Piscine Moliter Patel, Pi for short, has a problem. He's trapped on a dingy lifeboat with a four hundred fifty pound Bengal tiger, and the only cat chow to speak of within a 500 mile radius is Pi himself. After many weeks of constant worry and starvation, Pi's physique begins to go downhill. First it's his skin, then his eyes, and eventually, his mind.

While drifting aimlessly through the ocean, Pi hears something. It sounds like an elderly man, but who knows what the ocean could do to you. He turns. The sound of the ocean drifts away and the sweet song on the human voice melts Pi's bones. The man asks if Pi has any food; Pi replies that he doesn't and asks the man if he has any food, same results. Pi’s heart goes out to the man; here he is eating boots while Pi has fish literally jumping to feed him. The man starts to climb over to Pi's boat and trips, his hands coincidentally landing directly on top of Pi's neck, hissing, "Yes your heart is with me, as with your liver and your flesh," He cackles as his hands begin to tighten. Pi struggles to warn the man of the tiger slowly creeping up on them, but he doesn't notice. Suddenly the tiger pounces and the assailant is killed instantly while Pi is left without a scratch. What a strike of luck to find another man in another lifeboat stranded in the middle of the ocean. Or is it?

Although I do not believe that the blind man was real, I also do not think he is completely a figment of Pi's imagination. The author, I think, put this experience into the story to symbolize the leaving of Pi's id and him turning himself over completely to his primal instincts.

They say "the eyes are windows to the soul", and since Pi is blind, does that mean his old soul is abandoning him? I believe that the tiger represents Pi's soul, while the other castaway represents Pi's instincts, and the creature he is slowly becoming. Think about it: Pi was blind before the meeting, and he regained his sight after he defeated this evil being that was taking over him. Coincidence? I don't think so. Pi's id was represented in the vengeance of the tiger attacking the blind man and when the tiger won, he got his sight back.

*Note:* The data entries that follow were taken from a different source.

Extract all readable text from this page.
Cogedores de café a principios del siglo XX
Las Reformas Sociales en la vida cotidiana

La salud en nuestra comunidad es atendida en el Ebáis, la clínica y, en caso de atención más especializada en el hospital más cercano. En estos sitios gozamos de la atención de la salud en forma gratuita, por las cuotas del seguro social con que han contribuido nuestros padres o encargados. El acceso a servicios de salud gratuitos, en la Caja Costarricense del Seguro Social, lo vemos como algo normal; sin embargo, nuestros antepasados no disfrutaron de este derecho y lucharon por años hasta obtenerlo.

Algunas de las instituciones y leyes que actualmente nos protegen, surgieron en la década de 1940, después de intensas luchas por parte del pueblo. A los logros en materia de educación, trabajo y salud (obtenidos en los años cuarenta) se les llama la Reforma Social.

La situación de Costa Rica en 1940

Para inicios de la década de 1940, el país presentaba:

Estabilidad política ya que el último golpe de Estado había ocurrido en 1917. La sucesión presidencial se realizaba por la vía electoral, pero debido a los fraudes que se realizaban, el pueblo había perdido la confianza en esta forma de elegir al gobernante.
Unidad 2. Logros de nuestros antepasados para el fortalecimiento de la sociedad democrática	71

In order to prove my conclusion I need to explain the actions of the blind man and the tiger that led me to such ideas. The blind man is a cannibal, and even if he wasn't one when he started his journey to insanity, he is now. Why? Only to survive. In the beginning Pi couldn't even kill a bug, and since desperate times call for desperate measures Pi decides that it would be in his best interest to man up and do it -- to survive. The tiger was once beautiful and all powerful; now he has grown weak and thin, and Pi tames this beast, just like he attempts to tame his mind. Strangling Pi, the blind man cannot see the tiger, just as he cannot see himself being beaten while he is in the lead. The tiger leaps and easily the evil man is dead. Sanity returns, and the pair continue on their journey like nothing has changed but something has changed, inside Pi's mind.

The tiger, Pi's moral self, has won.  Had the primal blind man won I am positive that Pi would not have survived.   Pi's mind, the only reason why he is holding on, is the difference between life and death.  The difference between life and death is the will to survive.  The will to survive will keep someone alive, but they will exist only as a blind animal and without the stability of a zookeeper an animal cannot live through itself.